I'll take working people to live among, people who can't afford to live fake lives pretending to be something they're not. I love it that in the mountain old time religion churches it's ok for a man to cry, to openly bawl his baby eyes out. Everyone in the church feels it with him instead of talking about him later in judgmental terms. Sure, the working people can get out of control, get drunk, fight, wreck cars, carry guns, be emotionally unpredictable and loud. But it's real. Maybe they haven't learned enough self-control, I don't know. But I like that the people I live among are straight on who they are, not aggressively, just at home in themselves. No concern that somebody might see them someplace they hadn't oughta be unless it's a wife. No need to keep what you think to yourself unless it might hurt somebody. You don't have to worry about what people think of you, because you already know and don't care. People are going to think what they think. Half will be for it and half will be against it, whatever it is.

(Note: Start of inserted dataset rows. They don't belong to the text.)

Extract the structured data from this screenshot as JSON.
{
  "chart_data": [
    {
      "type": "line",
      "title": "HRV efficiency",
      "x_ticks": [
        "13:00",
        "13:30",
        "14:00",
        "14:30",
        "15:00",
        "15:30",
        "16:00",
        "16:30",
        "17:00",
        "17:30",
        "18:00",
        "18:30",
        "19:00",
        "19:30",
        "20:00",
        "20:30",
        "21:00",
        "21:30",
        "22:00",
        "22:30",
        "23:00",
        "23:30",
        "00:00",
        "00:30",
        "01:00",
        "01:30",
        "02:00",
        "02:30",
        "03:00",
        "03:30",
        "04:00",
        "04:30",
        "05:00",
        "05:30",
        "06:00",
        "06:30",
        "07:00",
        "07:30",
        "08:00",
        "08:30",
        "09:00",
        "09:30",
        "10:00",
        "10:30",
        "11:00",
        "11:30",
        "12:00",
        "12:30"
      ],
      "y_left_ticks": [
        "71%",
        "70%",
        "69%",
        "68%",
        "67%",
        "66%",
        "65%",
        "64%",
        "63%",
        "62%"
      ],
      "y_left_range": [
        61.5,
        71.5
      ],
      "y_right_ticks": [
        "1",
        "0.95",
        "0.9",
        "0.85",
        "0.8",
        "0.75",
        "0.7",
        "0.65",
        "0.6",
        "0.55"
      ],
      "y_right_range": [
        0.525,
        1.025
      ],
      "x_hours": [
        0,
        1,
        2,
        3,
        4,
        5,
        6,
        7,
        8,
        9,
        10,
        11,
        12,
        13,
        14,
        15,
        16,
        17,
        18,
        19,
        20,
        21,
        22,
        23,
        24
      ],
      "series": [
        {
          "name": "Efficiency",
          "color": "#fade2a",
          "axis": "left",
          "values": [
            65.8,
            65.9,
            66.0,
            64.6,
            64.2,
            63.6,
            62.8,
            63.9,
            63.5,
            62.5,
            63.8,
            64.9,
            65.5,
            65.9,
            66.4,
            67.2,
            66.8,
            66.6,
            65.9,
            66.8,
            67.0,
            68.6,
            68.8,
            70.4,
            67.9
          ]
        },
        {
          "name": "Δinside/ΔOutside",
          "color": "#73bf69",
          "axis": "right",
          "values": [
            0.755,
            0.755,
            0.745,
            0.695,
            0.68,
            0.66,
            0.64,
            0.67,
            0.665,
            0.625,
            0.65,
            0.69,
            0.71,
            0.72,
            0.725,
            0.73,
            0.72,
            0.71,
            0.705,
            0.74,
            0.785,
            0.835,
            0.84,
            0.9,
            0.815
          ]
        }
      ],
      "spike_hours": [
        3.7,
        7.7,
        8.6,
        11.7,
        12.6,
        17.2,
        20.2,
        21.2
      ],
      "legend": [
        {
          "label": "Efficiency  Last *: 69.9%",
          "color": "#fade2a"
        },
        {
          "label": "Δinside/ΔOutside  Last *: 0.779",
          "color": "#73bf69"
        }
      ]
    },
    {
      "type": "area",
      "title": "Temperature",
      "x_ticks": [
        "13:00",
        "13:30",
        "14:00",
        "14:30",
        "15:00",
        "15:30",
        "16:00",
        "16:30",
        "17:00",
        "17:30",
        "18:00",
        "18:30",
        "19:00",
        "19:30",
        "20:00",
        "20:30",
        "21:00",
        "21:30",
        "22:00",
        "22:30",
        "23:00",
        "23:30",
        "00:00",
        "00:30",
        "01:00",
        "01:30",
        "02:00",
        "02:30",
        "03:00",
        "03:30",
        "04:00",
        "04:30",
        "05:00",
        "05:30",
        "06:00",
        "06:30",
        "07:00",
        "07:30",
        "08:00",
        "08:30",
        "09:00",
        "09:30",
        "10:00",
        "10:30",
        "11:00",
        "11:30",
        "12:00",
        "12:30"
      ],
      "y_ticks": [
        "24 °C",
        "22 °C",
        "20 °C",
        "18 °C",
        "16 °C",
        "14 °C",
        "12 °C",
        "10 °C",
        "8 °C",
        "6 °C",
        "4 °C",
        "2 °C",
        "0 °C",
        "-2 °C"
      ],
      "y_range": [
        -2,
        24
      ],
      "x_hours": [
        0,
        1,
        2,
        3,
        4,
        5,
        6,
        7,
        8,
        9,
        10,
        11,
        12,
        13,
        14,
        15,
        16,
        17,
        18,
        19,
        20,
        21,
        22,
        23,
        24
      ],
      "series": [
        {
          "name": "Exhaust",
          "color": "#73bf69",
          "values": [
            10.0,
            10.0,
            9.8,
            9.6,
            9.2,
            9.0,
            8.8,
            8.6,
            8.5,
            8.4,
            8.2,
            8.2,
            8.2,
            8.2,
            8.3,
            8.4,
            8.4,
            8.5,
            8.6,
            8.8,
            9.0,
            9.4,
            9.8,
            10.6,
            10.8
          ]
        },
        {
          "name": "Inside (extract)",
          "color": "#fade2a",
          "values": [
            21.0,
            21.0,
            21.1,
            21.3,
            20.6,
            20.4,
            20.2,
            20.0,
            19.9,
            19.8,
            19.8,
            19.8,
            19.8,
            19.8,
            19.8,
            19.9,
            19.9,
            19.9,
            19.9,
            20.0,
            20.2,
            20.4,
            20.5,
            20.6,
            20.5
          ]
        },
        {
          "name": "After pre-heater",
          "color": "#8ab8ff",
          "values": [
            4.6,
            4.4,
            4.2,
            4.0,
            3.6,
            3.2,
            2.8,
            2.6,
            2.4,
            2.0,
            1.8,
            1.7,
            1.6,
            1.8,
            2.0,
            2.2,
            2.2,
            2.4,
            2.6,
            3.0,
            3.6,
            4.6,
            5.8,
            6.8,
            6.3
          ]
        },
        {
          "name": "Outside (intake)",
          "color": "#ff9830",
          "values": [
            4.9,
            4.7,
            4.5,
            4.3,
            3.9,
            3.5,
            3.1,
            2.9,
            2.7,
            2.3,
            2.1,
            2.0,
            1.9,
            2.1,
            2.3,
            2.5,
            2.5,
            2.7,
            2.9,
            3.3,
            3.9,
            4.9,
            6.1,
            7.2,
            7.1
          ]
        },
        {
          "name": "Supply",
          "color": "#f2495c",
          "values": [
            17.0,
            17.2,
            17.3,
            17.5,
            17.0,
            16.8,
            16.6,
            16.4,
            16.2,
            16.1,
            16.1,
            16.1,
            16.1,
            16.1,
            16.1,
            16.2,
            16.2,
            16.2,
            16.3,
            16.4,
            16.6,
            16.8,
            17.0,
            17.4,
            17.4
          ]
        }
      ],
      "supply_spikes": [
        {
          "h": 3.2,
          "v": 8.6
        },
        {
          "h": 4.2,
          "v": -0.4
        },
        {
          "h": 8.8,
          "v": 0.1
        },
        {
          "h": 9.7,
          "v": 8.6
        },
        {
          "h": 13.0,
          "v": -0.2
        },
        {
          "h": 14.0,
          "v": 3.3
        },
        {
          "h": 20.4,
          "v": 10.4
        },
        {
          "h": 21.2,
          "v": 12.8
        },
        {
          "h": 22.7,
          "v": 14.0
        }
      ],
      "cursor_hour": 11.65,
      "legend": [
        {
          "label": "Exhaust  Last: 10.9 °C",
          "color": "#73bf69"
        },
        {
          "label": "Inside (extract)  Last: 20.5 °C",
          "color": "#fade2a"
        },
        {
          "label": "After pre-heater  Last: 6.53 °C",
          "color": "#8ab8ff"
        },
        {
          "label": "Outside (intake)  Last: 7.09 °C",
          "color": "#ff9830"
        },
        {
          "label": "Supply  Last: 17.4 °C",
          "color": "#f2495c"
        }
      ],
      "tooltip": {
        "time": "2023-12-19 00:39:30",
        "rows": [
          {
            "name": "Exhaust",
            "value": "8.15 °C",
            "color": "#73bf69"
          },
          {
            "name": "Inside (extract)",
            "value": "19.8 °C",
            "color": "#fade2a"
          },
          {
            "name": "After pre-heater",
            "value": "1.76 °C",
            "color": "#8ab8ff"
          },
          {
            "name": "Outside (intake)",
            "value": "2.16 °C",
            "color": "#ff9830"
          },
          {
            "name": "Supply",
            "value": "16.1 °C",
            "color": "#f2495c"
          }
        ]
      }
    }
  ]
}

Pardon all my generalizations. Just my shorthand way of connecting the dots. It just now came to mind, a memory of a friend invited to the White House for dinner in the time of Reagan. When he told me he was invited, just to rib him, I said, "You're not going, are you?" It was one of those moments like when a cat gets a kick out of making another cat jump. He visibly jumped. Of course he was going. It would have been a predicament for me, because I'd have had to decline. But there would never be an occasion that I'd be invited unless it would be for Humor the Delusional Day. It makes me laugh to think I even have considered what I'd do if invited, like there was ever a chance of it, and like I'd want there to be the chance to be regarded a potential assassin by bodyguards all over the place, looked at like a minor wimp by guys prepared to take a bullet for the Pres. I'll be happy in my little old log cabin in the lane.